Kage wrote increasingly to order as time went on. However, even if she knew what the topic was, or whose oeuvre she was meant to be imitating, a story still needs a plot. That could make her nuts; she had to go digging through her chest of stored ideas to find just the right plastic doohickey to use as the center of a pearl. “Plotters and Shooters” arose that way, from a dislike of bullies and fanboys. A lesson for everyone, Dear Readers. Do not annoy a writer, especially at a Con; you’ll end up in a story in a weird costume

“Pueblo, Colorado Has The Answer” was partially inspired by a spate of PSA commercials on late night telly in Pismo Beach, about all the wonderful things for which you could send away for instructions from the government offices in Pueblo Colorado. It was kicked off finally, though, by discovering that one stalk of corn in our backyard garden had been laid down and shaped into a curve – Kage decided we had experienced a “crop bend” (we didn’t have enough corn for a crop circle) and the story just took off from there.

“Son, Observe the Time” was written out of her deep love of San Francisco, but the tiny grains of matter about which the fluid crystallized were our adventures trying to find Old St.

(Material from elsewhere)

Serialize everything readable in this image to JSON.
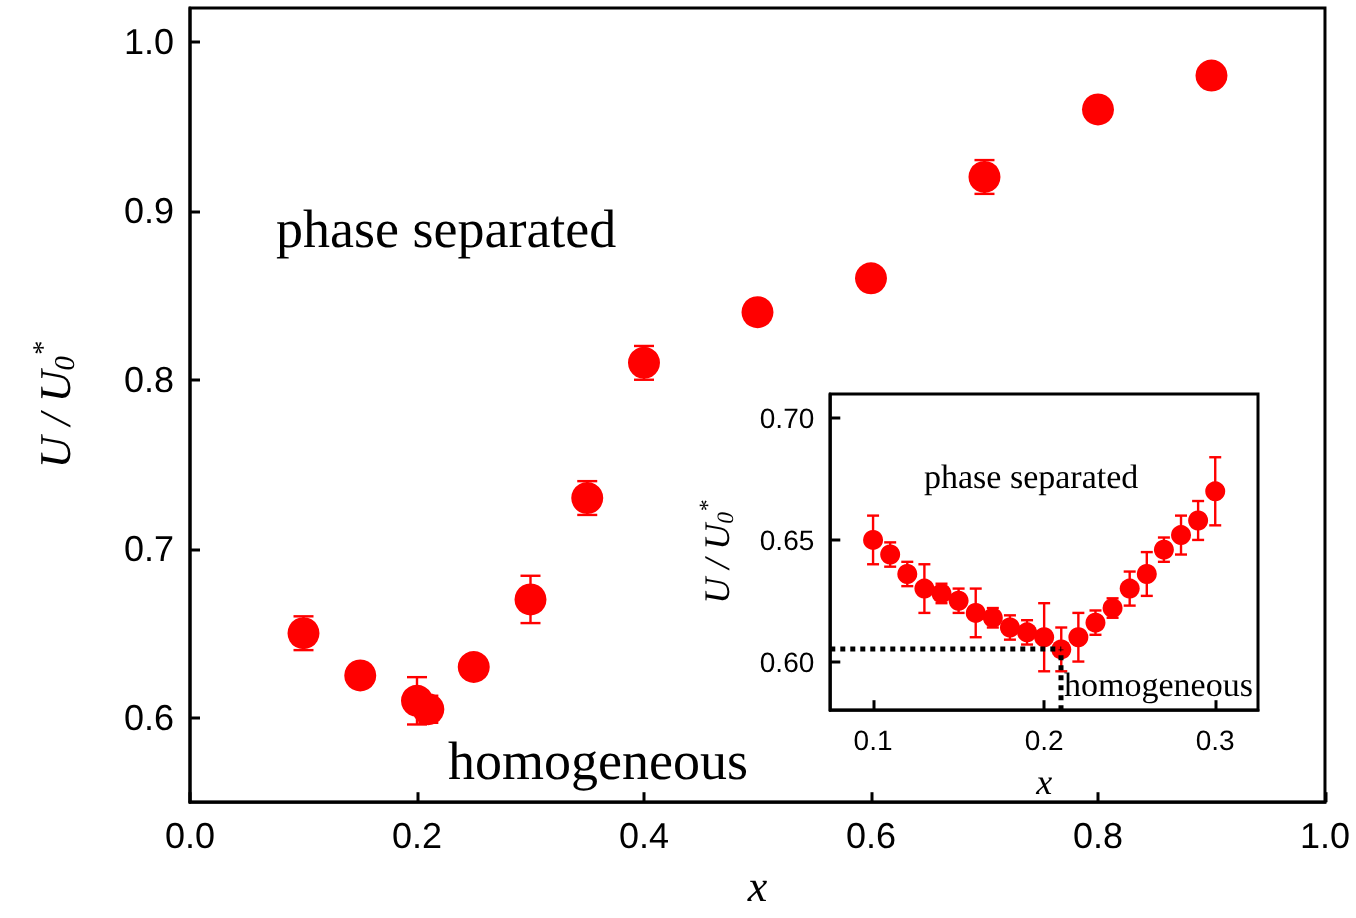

Mary’s Cathedral, upon whose famous clock tower is a plaque reading Son, Observe The Time and Fly From Evil.  Also, the little old lady who finally led us to the church – she came out of nowhere to assist us, and promptly returned there. But before she left, we asked her for her name. “Oh, I’m Old Mary,” she told us, and vanished into the crowds.







“The Wreck of the Gladstone” was the second story about Kalugin, the Company deep sea salvager and fervent lover of Nan D’Araignee. It was also the first story about Victor, double-agent Facilitator, foe of the Poison Club, and also the fervent lover of Nan D’Araignee. That turned out to be an immortal love triangle … but, ancillary characters aside, the story was based on Kage’s abiding fondness for Popeye the Sailor Man.  You can trace the classical arc of his birth between the lines of the story.

“Katherine’s Story” is about Kage’s mother. She gave birth to Kage’s older sister, Betty Jean, on October 30th, 1938 – the night Orson Wells broadcast War of the Worlds and scared half the country out of its mind. That included the Deep South rural hospital where Katherine had a breech birth presentation of her first daughter; her labour was delayed by the panic of the staff and the absence of the doctor, and Betty Jean was born with cerebral palsy. Most of this story is true. You get to figure out which parts those are.

“What The Tiger Told Her” was  visually inspired by PBS trailers for a Regency drama (probably The Aristocrats), and some television commercial for a dry cleaners that featured a tiger. I’ve no idea why, nor any memory of why the ads for the two aired at the same time. But the pictures fascinated Kage, and ultimately the story of a sentient tiger and a strange little girl was the result.

I also feel constrained by truth to reveal that among the nuggets that inspired Kage were: McDonald’s Chicken McNuggets. She loved them. They were cheap, and could be eaten in the car while discussing stories. Or at her desk, writing the stories. They led directly to our discovery of cans of compressed air, too.

There’s more, of course, and I may get into those as well. The workings of Kage Baker’s mind were strange and wonderful, and her ability to weave together bits and pieces into something new was always miraculous. Of course, when asked where she got her ideas, she took a lesson from Roger Zelazny (look him up, Dear Readers) and always told people she sent off for them from a P.O. Box in New Jersey.

Or maybe in Pueblo, Colorado. They have all the answers.